Nice spider. How long it take you?


----------



## sisezz73 (Mar 9, 2007)

I can not imagine those flies lasting after a few fish. Am I wrong? Those are sweet looking spiders.


----------



## fisherman5567 (Jan 3, 2007)

Jeremiah, here is how to improve it.....Go to walmart and buy a fly....its faster, cheaper, and not as cool!  J/K thats a sweet fly....(spider) ironic? Good job buddy.


----------



## peple of the perch (Sep 13, 2004)

fisherman5567 said:


> Jeremiah, here is how to improve it.....Go to walmart and buy a fly....its faster, cheaper, and not as cool!  J/K thats a sweet fly....(spider) ironic? Good job buddy.


 
It would problably be more expensive


----------



## Flyfish Dog (Nov 6, 2007)

Nice fly for show but for fishing I want something that will hold up enough to catch 50 big ole bluegills. Also if it take me longer than 10/15 min at the most than it not worth it to me.


----------



## Utard (Dec 10, 2006)

Guys, those are both incredible looking spiders (and dragon fly). I have to admit that when I first clicked on the thread, I thought I was looking at a real spider! 
Out of curiousity, how lond does it take to turn out something like that?

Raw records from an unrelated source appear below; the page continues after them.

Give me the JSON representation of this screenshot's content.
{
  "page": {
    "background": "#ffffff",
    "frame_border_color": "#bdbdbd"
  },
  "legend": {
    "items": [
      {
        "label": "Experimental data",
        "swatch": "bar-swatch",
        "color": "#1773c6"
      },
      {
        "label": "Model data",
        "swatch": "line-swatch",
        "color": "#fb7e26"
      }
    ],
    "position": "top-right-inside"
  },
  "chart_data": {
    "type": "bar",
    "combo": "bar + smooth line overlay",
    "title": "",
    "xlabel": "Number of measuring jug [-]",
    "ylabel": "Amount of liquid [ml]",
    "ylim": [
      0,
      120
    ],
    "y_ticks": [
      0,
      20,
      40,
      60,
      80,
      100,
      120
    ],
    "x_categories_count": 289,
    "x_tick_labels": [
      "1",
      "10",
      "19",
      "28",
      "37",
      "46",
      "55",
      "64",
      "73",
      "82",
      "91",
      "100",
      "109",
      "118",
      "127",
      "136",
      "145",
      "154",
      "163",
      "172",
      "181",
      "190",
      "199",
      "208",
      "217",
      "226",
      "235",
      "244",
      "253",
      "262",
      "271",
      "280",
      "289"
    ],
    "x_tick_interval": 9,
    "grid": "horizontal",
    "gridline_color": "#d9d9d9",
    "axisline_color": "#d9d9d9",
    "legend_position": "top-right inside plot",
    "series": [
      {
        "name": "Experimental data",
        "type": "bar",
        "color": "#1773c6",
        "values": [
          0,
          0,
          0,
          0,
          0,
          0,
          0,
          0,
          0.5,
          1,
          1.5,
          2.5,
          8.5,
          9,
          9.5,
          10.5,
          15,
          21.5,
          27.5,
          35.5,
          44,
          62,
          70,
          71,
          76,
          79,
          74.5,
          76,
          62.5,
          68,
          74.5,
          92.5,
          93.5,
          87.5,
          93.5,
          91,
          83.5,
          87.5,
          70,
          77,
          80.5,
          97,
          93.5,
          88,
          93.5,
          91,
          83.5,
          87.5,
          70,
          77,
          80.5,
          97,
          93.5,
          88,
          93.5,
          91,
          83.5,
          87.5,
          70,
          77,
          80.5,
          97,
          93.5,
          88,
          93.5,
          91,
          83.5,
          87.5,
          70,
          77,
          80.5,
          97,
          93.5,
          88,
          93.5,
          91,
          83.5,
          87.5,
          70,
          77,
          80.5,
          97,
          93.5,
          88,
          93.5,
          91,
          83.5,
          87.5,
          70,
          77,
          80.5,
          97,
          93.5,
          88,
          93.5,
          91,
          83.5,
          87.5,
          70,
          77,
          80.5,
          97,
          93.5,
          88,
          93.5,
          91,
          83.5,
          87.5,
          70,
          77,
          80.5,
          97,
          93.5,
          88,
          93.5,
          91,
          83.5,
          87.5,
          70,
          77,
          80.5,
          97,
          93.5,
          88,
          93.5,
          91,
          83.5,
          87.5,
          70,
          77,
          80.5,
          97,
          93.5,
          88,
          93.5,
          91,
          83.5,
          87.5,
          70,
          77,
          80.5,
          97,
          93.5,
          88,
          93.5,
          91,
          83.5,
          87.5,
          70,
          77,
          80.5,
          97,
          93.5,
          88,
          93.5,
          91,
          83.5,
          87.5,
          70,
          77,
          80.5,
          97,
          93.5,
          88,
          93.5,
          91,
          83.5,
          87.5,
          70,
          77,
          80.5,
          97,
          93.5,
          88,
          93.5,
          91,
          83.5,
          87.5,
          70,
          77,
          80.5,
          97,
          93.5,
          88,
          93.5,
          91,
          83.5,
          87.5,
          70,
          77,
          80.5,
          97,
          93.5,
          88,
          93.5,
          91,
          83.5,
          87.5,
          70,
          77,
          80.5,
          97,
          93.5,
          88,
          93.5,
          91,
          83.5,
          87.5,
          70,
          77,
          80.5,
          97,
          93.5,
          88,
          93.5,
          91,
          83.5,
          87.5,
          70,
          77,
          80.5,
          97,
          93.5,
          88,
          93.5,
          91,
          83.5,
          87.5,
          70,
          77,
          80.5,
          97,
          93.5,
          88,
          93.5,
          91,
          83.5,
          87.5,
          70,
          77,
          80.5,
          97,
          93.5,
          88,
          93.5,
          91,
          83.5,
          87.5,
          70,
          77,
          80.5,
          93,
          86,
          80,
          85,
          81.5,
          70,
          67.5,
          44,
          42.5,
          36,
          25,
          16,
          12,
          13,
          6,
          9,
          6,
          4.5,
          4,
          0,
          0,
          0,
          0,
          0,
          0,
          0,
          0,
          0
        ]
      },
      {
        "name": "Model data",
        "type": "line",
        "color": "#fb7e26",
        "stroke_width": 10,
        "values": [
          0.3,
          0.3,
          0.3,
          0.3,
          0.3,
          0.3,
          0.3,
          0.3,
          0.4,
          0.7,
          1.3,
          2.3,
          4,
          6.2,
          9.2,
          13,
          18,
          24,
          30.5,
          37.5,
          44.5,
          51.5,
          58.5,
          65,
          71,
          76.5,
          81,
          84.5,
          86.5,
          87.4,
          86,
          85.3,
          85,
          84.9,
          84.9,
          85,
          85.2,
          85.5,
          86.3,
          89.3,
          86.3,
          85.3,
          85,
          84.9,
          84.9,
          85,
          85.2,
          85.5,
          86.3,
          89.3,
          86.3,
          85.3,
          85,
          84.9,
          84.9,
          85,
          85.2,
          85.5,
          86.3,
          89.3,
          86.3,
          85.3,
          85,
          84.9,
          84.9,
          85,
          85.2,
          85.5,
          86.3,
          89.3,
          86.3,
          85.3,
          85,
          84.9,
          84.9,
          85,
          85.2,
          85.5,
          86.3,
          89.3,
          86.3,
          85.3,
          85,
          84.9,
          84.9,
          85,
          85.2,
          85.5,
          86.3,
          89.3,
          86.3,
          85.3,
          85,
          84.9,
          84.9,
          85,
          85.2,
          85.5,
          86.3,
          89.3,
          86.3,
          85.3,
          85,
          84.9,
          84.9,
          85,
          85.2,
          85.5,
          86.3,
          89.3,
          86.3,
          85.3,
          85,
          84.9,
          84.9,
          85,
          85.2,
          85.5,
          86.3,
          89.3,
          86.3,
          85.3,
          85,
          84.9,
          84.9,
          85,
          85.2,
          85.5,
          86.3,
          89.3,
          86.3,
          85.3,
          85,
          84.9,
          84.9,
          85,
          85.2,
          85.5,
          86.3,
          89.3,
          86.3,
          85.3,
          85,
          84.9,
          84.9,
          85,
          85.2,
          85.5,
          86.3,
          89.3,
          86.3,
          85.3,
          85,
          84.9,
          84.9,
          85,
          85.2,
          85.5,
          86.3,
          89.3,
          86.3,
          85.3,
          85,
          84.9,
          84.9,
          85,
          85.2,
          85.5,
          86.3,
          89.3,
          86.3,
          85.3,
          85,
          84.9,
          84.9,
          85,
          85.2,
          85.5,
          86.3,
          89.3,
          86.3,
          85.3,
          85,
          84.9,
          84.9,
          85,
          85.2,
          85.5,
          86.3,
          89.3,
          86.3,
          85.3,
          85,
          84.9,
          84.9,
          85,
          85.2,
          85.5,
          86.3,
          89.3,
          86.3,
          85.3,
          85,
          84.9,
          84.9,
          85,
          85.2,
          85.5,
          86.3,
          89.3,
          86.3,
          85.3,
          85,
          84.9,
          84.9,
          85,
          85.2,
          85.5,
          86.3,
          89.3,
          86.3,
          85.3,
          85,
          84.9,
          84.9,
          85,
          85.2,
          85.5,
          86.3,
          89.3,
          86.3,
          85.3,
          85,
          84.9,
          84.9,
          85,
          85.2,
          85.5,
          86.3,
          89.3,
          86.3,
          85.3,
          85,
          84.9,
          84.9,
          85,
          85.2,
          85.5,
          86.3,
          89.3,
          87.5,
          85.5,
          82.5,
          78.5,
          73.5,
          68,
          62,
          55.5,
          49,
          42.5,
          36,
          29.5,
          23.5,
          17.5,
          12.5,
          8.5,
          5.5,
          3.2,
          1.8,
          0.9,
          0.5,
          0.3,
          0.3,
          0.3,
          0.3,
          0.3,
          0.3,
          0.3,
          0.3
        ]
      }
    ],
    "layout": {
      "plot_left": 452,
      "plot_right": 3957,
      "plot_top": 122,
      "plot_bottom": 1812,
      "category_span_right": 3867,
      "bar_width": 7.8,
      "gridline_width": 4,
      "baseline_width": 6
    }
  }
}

Looks like a lot of talent involved there guys! I've seen realistic stoneflies and mayflies, even house flies, but never a spider. You could really scare the crap of someone with those!


----------



## creekcrawler (Oct 5, 2004)

That spider is more for show. Took a few hours....
For fishing, I'd leave the smaller leg sections off.
Thanks for the comments!

I was just telling the girl it's about time to get the vice out
and tie. I want try a preying mantis next.


----------



## Flathead King 06 (Feb 26, 2006)

Utard said:


> Guys, those are both incredible looking spiders (and dragon fly). I have to admit that when I first clicked on the thread, I thought I was looking at a real spider!
> Out of curiousity, how lond does it take to turn out something like that? Looks like a lot of talent involved there guys! I've seen realistic stoneflies and mayflies, even house flies, but never a spider. You could really scare the crap of someone with those!


after the first few.... it only takes about 10 mins to make.... the longest part about it is letting all the head cement dry when attaching the legs


----------